A barrister who co-founded his law firm before being removed from the business was not an employee or worker, a tribunal has found.

Employment Judge Davies, sitting at the North Shields employment tribunal ruled that Brian Mark could not be classed as an employee of north east firm Kyles Legal Practice. Mark has brought claims for ordinary and automatically unfair dismissal, protected disclosure detriment, breach of contract and claims for wages and other payments after his removal earlier this year.

The firm was heralded as a pioneer of the Legal Services Act, bringing together barristers Mark and Nick Peacock and solicitor John Turner under one roof. Peacock told local media the business would provide a ‘one-stop shop’ for criminal clients going through the court system.

The tribunal heard the three directors agreed at the outset in 2010 they would each receive £30,000 a year, initially paid through the PAYE system. However, by 2016 this changed so they were paid by way of dividend.

The tribunal heard that Mark was assigned to do the ‘lion’s share’ of Crown Court work, but in practice he did not do so. He was free to take on or turn down any particular case and was paid his monthly amount regardless of the work he did. There were no consequences when he ‘regularly’ turned down instructions.

It was also not disputed that Mark had no set working hours and could take annual leave when he chose to do so. Mark had also declared to HMRC in 2017 that he was not an employee and not self-employed.

The tribunal heard that within three years of founding the business, disagreements emerged between the three directors, partly because Mark wanted to also practise as a member of the independent bar.

In late 2018, Turner and Peacock were tipped off by a third party about what they believed was evidence that Mark had leaked confidential information about the business and deleted emails to cover his tracks.

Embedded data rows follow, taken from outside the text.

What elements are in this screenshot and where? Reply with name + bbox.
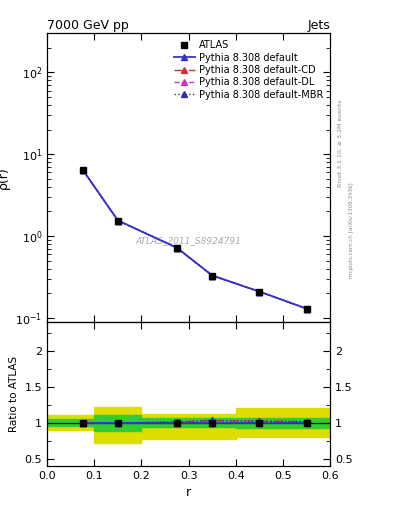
X-axis label: r: r — [186, 486, 191, 499]
Legend: ATLAS, Pythia 8.308 default, Pythia 8.308 default-CD, Pythia 8.308 default-DL, P: ATLAS, Pythia 8.308 default, Pythia 8.30… — [172, 38, 325, 102]
Text: 7000 GeV pp: 7000 GeV pp — [47, 19, 129, 32]
Text: mcplots.cern.ch [arXiv:1306.3436]: mcplots.cern.ch [arXiv:1306.3436] — [349, 183, 354, 278]
Text: Rivet 3.1.10, ≥ 3.2M events: Rivet 3.1.10, ≥ 3.2M events — [338, 99, 342, 187]
Y-axis label: Ratio to ATLAS: Ratio to ATLAS — [9, 356, 19, 432]
Text: Jets: Jets — [307, 19, 330, 32]
Text: ATLAS_2011_S8924791: ATLAS_2011_S8924791 — [136, 237, 242, 245]
Y-axis label: ρ(r): ρ(r) — [0, 166, 10, 189]
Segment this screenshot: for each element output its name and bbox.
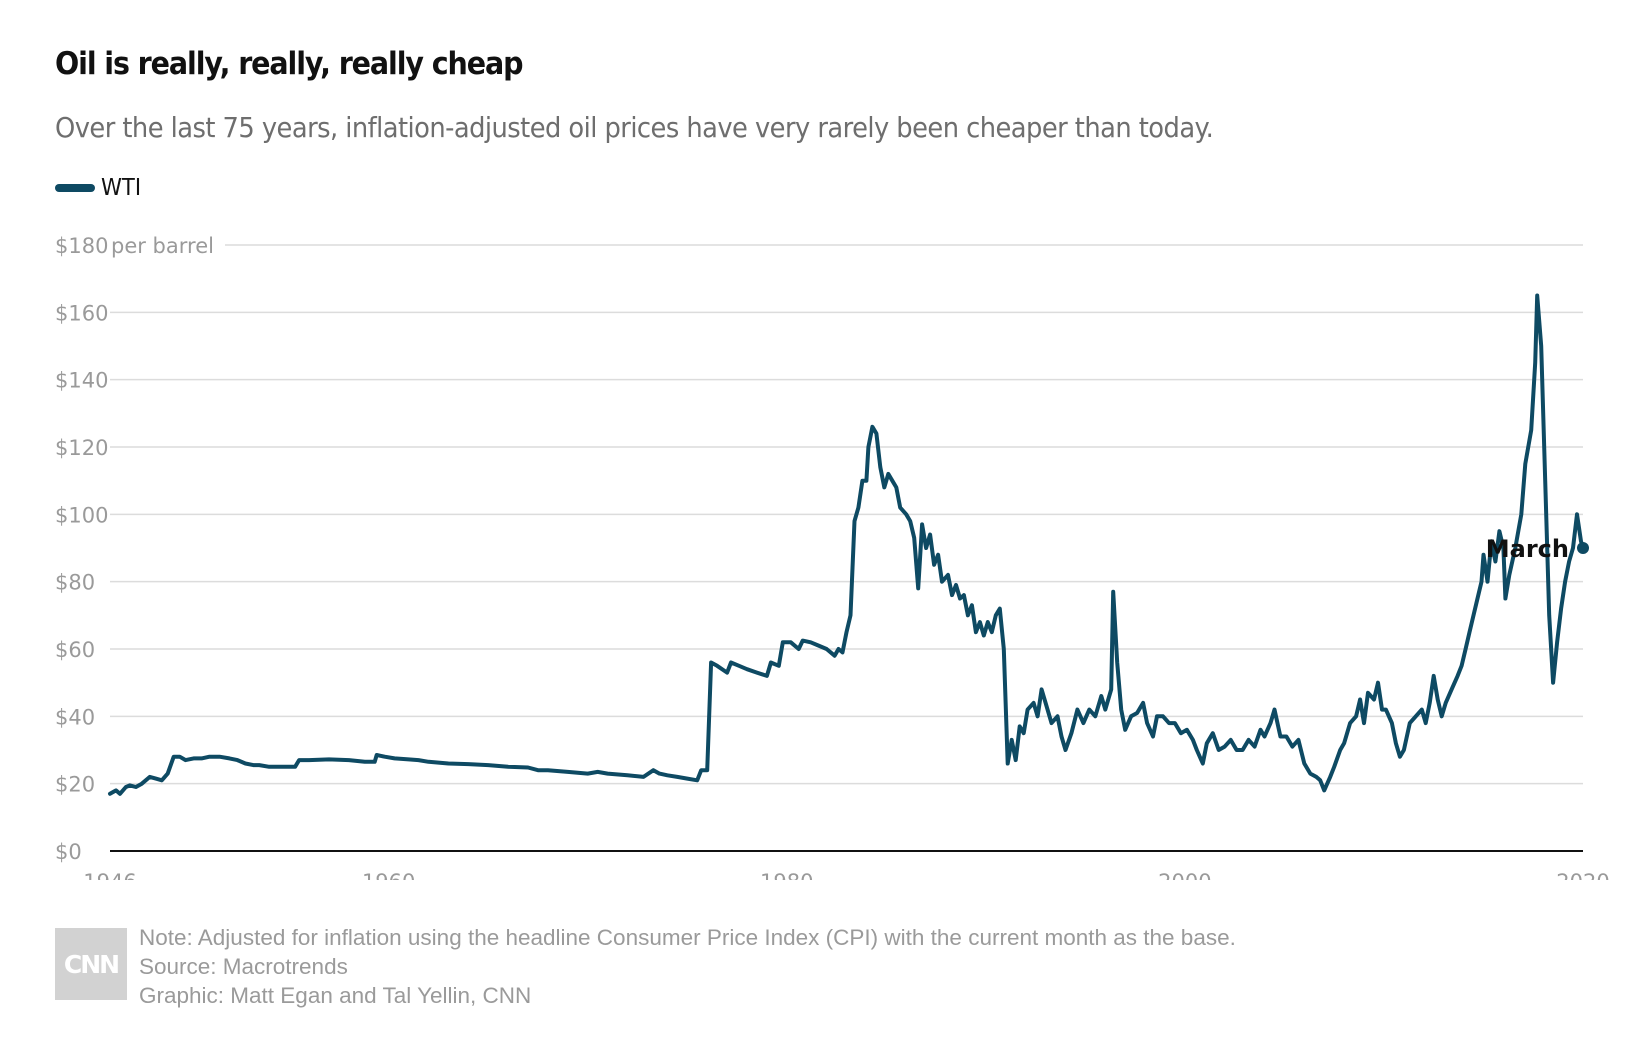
y-tick-label: $20 bbox=[55, 773, 95, 797]
chart-legend: WTI bbox=[55, 175, 145, 201]
y-tick-label: $60 bbox=[55, 638, 95, 662]
x-tick-label: 1960 bbox=[362, 870, 415, 880]
legend-label-wti: WTI bbox=[101, 175, 142, 201]
end-point-marker bbox=[1577, 542, 1589, 554]
y-tick-label: $100 bbox=[55, 503, 108, 527]
gridlines bbox=[110, 244, 1583, 785]
y-axis-unit-label: per barrel bbox=[111, 234, 214, 258]
y-tick-label: $160 bbox=[55, 301, 108, 325]
y-axis-ticks: $0 $20 $40 $60 $80 $100 $120 $140 $160 $180 bbox=[55, 234, 108, 864]
y-tick-label: $140 bbox=[55, 369, 108, 393]
footer-notes: Note: Adjusted for inflation using the h… bbox=[139, 923, 1236, 1010]
end-point-label: March bbox=[1486, 535, 1569, 563]
cnn-logo: CNN bbox=[55, 928, 127, 1000]
chart-footer: CNN Note: Adjusted for inflation using t… bbox=[55, 925, 1236, 1010]
series-line-wti bbox=[108, 293, 1585, 796]
y-tick-label: $120 bbox=[55, 436, 108, 460]
y-tick-label: $40 bbox=[55, 705, 95, 729]
footer-credit: Graphic: Matt Egan and Tal Yellin, CNN bbox=[139, 983, 532, 1008]
y-tick-label: $180 bbox=[55, 234, 108, 258]
line-chart: $0 $20 $40 $60 $80 $100 $120 $140 $160 $180 per b… bbox=[55, 234, 1610, 880]
footer-note: Note: Adjusted for inflation using the h… bbox=[139, 925, 1236, 950]
footer-source: Source: Macrotrends bbox=[139, 954, 348, 979]
x-tick-label: 2000 bbox=[1158, 870, 1211, 880]
y-tick-label: $0 bbox=[55, 840, 82, 864]
x-tick-label: 1980 bbox=[760, 870, 813, 880]
x-tick-label: 2020 bbox=[1556, 870, 1609, 880]
chart-subtitle: Over the last 75 years, inflation-adjust… bbox=[55, 111, 1214, 144]
x-axis-ticks: 1946 1960 1980 2000 2020 bbox=[83, 870, 1609, 880]
chart-title: Oil is really, really, really cheap bbox=[55, 46, 524, 82]
x-tick-label: 1946 bbox=[83, 870, 136, 880]
y-tick-label: $80 bbox=[55, 571, 95, 595]
legend-swatch-wti bbox=[55, 184, 95, 192]
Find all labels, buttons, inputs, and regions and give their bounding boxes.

The tribunal made no assessment of whether these allegations were true or not.

After a board meeting, staff were sent a memo informing them Mark would not be involved in the day-to-day business of the firm, and he himself was told words to the effect he was being suspended.

Considering the question of employee status, Judge Davies said there was no discussion in 2010 or since about employment status, worker status or contractual terms of engagement.

The judge said that without a contract there was no contract of employment or contract as a worker. Even if there was a contract, the basic elements of the employment relationship were absent: Mark chose when he worked and was not subordinate to anybody else.

The judge added: ‘This was a relationship in which an individual could choose whether to work or not and could and did outsource the work to someone else to do it instead of them.’ This was the ‘antithesis’ of personal service associated with being a worker, the judge said. Mark’s claims were dismissed in their entirety.